Personal information
- Full name: Sam David Weller
- Born: 21 November 1994 (age 31) Chislehurst, Kent
- Height: 6 ft 2 in (1.88 m)
- Batting: Right-handed
- Bowling: Right-arm fast
- Role: Bowler

Domestic team information
- 2014–2016: Oxford MCC University
- 2015–2016: Kent (squad no. 19)
- First-class debut: 1 April 2014 Oxford MCCU v Nottinghamshire
- Last First-class: 5 April 2016 Oxford MCCU v Northants

Career statistics
| Competition | First-class |
| Matches | 6 |
| Runs scored | 74 |
| Batting average | 9.25 |
| 100s/50s | 0/0 |
| Top score | 18* |
| Balls bowled | 744 |
| Wickets | 15 |
| Bowling average | 26.20 |
| 5 wickets in innings | 0 |
| 10 wickets in match | 0 |
| Best bowling | 3/26 |
| Catches/stumpings | 1/– |
- Source: CricInfo, 26 September 2016

= Sam Weller (cricketer) =

English cricketer (born 1994)

Sam David Weller (born 21 November 1994) is an English former cricketer who played first-class cricket for Oxford MCC University. Weller captained the Oxford MCCU team in 2015 and 2016. He is primarily a right-arm fast bowler who also bats right-handed.
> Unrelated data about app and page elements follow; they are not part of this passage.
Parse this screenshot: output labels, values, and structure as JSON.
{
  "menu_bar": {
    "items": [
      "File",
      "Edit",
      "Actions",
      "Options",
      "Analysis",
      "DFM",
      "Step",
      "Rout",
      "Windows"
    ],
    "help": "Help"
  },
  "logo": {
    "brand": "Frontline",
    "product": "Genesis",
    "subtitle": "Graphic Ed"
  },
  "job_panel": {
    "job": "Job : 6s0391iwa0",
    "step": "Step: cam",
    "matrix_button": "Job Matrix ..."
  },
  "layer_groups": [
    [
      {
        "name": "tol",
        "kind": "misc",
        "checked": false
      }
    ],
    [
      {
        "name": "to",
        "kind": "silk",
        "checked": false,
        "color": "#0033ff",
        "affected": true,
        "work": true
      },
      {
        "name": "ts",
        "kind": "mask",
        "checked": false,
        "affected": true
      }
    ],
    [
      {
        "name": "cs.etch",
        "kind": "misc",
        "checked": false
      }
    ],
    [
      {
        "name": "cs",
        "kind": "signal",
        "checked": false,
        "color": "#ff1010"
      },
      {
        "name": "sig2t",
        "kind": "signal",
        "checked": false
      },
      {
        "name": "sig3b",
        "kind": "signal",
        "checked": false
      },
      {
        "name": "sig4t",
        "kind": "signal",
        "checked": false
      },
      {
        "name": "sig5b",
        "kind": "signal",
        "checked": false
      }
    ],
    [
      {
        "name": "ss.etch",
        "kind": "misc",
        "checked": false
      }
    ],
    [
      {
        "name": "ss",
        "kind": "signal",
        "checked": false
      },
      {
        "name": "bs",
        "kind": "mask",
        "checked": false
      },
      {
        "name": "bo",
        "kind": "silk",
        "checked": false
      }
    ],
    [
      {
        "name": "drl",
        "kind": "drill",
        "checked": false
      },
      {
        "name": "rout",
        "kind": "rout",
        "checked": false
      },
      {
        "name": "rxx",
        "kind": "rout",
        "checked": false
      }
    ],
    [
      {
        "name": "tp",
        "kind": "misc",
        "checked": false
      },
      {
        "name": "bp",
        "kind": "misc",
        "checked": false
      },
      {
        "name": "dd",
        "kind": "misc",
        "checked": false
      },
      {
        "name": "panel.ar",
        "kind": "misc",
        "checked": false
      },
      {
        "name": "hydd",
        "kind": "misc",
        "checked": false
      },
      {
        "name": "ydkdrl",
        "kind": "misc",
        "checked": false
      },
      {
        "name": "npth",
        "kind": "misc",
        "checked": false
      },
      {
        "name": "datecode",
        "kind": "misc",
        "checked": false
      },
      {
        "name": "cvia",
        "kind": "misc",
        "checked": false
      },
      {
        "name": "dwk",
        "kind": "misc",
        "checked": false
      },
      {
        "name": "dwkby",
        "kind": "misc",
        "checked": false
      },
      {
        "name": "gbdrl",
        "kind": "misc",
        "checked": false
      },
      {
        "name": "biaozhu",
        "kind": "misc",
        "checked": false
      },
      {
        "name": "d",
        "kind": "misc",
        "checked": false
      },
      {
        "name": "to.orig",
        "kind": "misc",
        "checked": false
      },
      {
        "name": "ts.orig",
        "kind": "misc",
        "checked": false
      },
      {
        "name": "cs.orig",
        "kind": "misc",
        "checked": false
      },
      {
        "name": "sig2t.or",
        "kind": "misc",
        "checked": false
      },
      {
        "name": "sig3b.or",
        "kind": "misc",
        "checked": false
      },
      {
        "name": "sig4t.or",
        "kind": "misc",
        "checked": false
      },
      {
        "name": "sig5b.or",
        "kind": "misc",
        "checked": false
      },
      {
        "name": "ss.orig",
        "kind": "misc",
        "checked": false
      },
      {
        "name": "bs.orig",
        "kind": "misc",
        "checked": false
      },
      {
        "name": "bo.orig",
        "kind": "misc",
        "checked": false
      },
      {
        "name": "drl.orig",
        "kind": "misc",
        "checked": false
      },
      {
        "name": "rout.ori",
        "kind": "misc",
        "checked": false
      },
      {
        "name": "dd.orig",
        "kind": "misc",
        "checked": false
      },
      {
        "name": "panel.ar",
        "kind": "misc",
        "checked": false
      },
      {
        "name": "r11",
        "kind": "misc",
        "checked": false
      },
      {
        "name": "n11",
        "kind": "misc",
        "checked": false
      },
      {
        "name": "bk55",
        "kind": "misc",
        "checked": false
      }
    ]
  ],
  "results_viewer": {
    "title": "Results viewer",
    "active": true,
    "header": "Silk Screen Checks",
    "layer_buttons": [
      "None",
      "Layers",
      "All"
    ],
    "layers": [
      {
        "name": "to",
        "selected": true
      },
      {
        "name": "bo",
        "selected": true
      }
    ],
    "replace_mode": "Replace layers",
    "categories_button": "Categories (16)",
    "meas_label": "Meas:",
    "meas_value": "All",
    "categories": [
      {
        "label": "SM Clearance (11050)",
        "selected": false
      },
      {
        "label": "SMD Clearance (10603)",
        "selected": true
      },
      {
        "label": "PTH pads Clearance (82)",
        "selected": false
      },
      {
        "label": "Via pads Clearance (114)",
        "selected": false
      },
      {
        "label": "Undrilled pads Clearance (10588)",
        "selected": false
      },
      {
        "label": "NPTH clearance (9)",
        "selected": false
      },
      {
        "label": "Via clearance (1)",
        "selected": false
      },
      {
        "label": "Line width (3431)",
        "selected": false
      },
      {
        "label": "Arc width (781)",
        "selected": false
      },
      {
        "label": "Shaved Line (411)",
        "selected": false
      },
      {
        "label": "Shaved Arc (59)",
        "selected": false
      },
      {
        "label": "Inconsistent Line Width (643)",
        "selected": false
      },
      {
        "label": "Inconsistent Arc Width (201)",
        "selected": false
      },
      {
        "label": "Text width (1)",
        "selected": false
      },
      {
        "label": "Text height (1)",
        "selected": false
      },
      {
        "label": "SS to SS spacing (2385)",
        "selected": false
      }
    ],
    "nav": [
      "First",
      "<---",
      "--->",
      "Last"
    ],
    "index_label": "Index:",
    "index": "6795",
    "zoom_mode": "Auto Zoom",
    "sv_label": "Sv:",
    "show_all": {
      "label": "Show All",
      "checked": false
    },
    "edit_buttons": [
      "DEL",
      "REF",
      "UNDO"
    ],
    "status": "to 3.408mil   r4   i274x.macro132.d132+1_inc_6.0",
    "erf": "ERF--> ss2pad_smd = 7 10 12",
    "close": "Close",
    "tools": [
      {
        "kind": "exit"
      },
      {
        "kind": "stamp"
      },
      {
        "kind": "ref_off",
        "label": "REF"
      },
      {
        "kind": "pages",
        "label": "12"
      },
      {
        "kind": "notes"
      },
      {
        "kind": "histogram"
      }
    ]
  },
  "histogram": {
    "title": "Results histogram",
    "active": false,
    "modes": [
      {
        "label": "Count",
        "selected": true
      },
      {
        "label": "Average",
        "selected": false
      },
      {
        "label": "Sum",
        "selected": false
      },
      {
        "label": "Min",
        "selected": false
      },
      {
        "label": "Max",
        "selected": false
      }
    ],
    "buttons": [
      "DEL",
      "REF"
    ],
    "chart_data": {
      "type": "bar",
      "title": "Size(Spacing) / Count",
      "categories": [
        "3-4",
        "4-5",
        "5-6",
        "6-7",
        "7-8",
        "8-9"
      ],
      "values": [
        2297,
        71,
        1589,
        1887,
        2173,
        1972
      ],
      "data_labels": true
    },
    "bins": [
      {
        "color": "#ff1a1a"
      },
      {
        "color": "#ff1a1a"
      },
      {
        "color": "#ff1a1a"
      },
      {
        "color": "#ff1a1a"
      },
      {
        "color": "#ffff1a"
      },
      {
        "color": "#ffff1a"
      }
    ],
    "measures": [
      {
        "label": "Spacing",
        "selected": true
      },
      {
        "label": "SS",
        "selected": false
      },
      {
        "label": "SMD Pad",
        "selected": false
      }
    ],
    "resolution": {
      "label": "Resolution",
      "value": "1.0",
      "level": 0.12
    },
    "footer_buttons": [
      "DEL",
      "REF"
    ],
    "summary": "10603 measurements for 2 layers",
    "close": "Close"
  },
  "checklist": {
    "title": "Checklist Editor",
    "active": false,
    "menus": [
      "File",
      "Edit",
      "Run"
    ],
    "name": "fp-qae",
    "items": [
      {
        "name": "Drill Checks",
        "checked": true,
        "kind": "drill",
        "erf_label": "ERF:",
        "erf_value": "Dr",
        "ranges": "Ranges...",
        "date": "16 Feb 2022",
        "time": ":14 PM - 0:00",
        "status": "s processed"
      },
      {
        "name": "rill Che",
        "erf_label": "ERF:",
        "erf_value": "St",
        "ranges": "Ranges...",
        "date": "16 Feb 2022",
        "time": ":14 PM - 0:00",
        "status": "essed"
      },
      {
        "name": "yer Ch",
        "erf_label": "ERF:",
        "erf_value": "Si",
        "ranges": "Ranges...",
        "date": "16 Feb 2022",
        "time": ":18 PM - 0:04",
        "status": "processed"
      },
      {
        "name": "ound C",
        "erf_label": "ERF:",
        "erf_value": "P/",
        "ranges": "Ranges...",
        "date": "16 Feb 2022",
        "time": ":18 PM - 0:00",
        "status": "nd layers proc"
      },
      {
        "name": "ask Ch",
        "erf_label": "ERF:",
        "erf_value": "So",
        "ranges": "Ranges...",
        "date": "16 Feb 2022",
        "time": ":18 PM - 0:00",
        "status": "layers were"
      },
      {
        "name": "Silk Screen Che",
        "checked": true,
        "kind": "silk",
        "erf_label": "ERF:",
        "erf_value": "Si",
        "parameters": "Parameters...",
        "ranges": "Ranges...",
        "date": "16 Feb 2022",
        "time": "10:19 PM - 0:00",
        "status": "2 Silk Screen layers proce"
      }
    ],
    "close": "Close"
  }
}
He has played for Kent County Cricket Club Second XI and was awarded a professional contract with the County in 2014 although he did not make a senior appearance for the First XI.

==Early life==
Weller was born in Chislehurst, Kent and he lived in Singapore for three years between the ages of 10 and 13, where he attended Tanglin Trust School. After his family returned to England, he attended Millfield School in Somerset, where he played for the school cricket team, as well as the Somerset under-14 and under-15 teams. After leaving Millfield, Weller studied at Oxford Brookes University.

==Cricketing career==
At Oxford, Weller joined the Oxford MCC University squad. He played for the team and Combined MCC Universities in 2014 and went on to captain the Oxford team in 2015 and 2016. Since 2011, he has played club cricket for Hartley Country Club in the Kent Cricket League. Having initially been a member of the Somerset County Cricket Club Academy system, he joined the Kent County Cricket Club Cricket Academy. After impressing in both the academy and Second XI he was offered a professional contract in October 2014. In June 2015 he made an appearance as a substitute fielder for Kent against the touring Australians, taking two catches. Weller left Kent in September 2016 without playing a senior match for the county.